Sustainability and carbon reduction are quickly shifting from voluntary endeavors to mandatory ones. For building owners and managers, it will be one of the greatest driving forces influencing building compliance over the next several decades as policy makers and regulators continue to increase their focus (and demand) to achieve sustainability targets and mitigate climate change. Soon, sustainability improvements will no longer be optional, and carbon neutral targets will have to be met. In many cities and counties around the country, including New York, Washington DC, Denver, and Boston, this is already a reality. In 2021, Chicago convened a Building Decarbonization Working Group and has been following the path forged by New York for many years. It is highly likely that within the next couple years Chicago will have a similar Decarbonization ordinance and, therefore, it is critical that owners are proactive to avoid potential fees and/or reduced property value.
Construction of new sustainable buildings is relatively common and straightforward. However, bringing existing buildings up to modern standards is significantly more difficult which of course, also means at a much higher expense. In short, moving existing buildings towards sustainability is a balancing act among time, capital, and technology and to successfully balance these constraints, it is critical to prioritize the retrofit and upgrade process. On the other hand, buildings and owners will benefit greatly from reduced energy costs and many buildings will be able to meet carbon reduction compliance metrics by implementing measures with attractive paybacks.

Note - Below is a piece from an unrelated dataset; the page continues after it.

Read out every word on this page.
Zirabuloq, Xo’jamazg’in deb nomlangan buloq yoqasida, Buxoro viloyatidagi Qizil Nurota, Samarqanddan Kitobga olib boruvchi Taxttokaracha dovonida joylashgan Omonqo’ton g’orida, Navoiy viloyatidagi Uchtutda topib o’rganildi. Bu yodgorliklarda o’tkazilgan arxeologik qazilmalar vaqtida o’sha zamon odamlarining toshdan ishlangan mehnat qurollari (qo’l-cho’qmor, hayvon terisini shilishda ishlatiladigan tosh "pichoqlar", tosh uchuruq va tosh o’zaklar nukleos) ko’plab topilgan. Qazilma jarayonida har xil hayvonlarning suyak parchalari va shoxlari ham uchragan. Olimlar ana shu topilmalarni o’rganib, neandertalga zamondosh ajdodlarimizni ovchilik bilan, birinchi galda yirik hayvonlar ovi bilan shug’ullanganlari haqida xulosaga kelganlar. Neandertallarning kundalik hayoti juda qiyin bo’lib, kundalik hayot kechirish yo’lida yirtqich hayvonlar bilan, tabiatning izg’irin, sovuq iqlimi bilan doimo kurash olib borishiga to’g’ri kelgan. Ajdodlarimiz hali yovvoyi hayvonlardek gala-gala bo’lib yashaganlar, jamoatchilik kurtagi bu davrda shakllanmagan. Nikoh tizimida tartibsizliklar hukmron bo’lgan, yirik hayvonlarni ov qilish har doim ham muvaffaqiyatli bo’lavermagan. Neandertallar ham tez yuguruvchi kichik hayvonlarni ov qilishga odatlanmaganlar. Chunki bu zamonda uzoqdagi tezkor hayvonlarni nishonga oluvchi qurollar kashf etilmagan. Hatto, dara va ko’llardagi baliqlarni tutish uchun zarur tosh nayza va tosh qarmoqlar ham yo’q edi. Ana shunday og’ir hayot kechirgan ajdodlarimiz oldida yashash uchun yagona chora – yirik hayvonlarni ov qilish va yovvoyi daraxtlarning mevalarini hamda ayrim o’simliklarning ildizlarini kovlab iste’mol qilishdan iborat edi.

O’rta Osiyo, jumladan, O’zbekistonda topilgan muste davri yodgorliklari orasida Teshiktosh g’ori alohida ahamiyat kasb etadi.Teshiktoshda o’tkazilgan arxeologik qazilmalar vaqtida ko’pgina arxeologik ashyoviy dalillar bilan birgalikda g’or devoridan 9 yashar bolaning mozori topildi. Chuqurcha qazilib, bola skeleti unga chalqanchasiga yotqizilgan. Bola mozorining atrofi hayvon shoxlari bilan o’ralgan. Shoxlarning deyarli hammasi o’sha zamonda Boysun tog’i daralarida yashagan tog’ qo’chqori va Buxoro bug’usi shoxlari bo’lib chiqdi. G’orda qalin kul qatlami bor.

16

To this end, every building owner should be thinking about or have already completed an energy audit to determine the most cost-effective path to compliance and to benchmark current performance. Building portfolio managers should consider benchmarking their properties to focus efforts on the poorest performers first. Building owners should turn to an experienced MEP consulting firm to provide this highly beneficial energy audit and prioritization plan.
Because audits, upgrades, and renovations will likely not remain optional forever, incentives for early adopters will likely eventually give way to penalties for late adopters. Proactive owners will enjoy numerous benefits, including time for decision making and increased property values. As with any significant market shift, the initial challenges presented also represent a substantial opportunity.